Woman paralysed from neck down writes book using eyes
A young woman who was left paralysed from the neck down after suffering a severe stroke has written a book using only her eyes.
Mia Austin, 29, was just 21 years old when a stroke left her trapped in her own body, unable to speak.
Diagnosed with ‘locked in syndrome’, a condition doctors describe as “the closest thing to being buried alive:, she can see, hear, and think as normal, but cannot move from the neck down and has to be fed through a tube.
Austin can only communicate through eye movement and a spelling chart - the method she used to pen her book, In the Blink of an Eye.
In her introduction, Austin writes: “I must have woken on the morning of November 16 2009, totally oblivious as to what was going to happen because I'd been to work, as usual, nothing different, followed by the gym where I did my normal workout.”

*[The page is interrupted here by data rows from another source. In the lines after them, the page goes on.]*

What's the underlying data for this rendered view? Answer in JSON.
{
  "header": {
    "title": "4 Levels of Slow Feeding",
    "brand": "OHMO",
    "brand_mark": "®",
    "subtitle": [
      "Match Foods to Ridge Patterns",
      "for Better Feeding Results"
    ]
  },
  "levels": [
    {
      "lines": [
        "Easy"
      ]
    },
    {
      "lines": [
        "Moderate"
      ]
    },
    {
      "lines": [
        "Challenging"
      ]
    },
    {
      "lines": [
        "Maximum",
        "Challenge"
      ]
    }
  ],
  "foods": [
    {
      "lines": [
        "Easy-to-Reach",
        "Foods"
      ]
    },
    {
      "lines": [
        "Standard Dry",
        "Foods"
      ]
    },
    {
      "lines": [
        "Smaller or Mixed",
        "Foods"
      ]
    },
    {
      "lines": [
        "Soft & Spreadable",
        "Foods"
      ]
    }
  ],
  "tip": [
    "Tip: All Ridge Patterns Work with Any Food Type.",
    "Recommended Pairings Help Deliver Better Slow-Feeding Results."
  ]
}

She further writes, “I went straight in to tell my mum how badly I’d done (at the gym) and she replied ‘There’s always tomorrow’...How ironic.”
“Welcome to my story all about me. Now you can get into the head of a stroke victim,” she then elaborates.
After Austin suffered the stroke at her home in Wirral, doctors told her family to expect the worst. They didn’t believe Austin, who was put on a life support machine at Arrowe Park Hospital, Merseyside, would survive the night.
However, as they were preparing to withdraw life support, Austin opened her eyes.
Despite being completely immobile, doctors realised she could still see, hear and think as normal and she was diagnosed with ‘locked in syndrome’ a week later.
Speaking of his daughter’s book, Austin’s father Rick said: “Personally, I feel incredibly proud of Mia. To write a book in quite literally a blink of an eye is outstanding. It took her around one year to write but it was a very laborious task, using her eyes to choose each letter.”
The family, including Austin’s bother Sam, 32, and sister Sophie, 25, all helped Austin using a spelling chart to write poems and short stories in the hospital. Carole said, “As you can imagine using the spelling graph took forever, it was very tiring for her, it is so much easier now she has the special computer.”
The book sees Austin write about her experiences and addresses all the questions everyone probably wants to know but are too polite to ask.
The book is by no means Austin’s only incredible feat of determination. She completed a criminology course at Wirral Metropolitan College in 2017 before signing up for a forensics course with the Open University. And this year she will begin another course in criminal justice.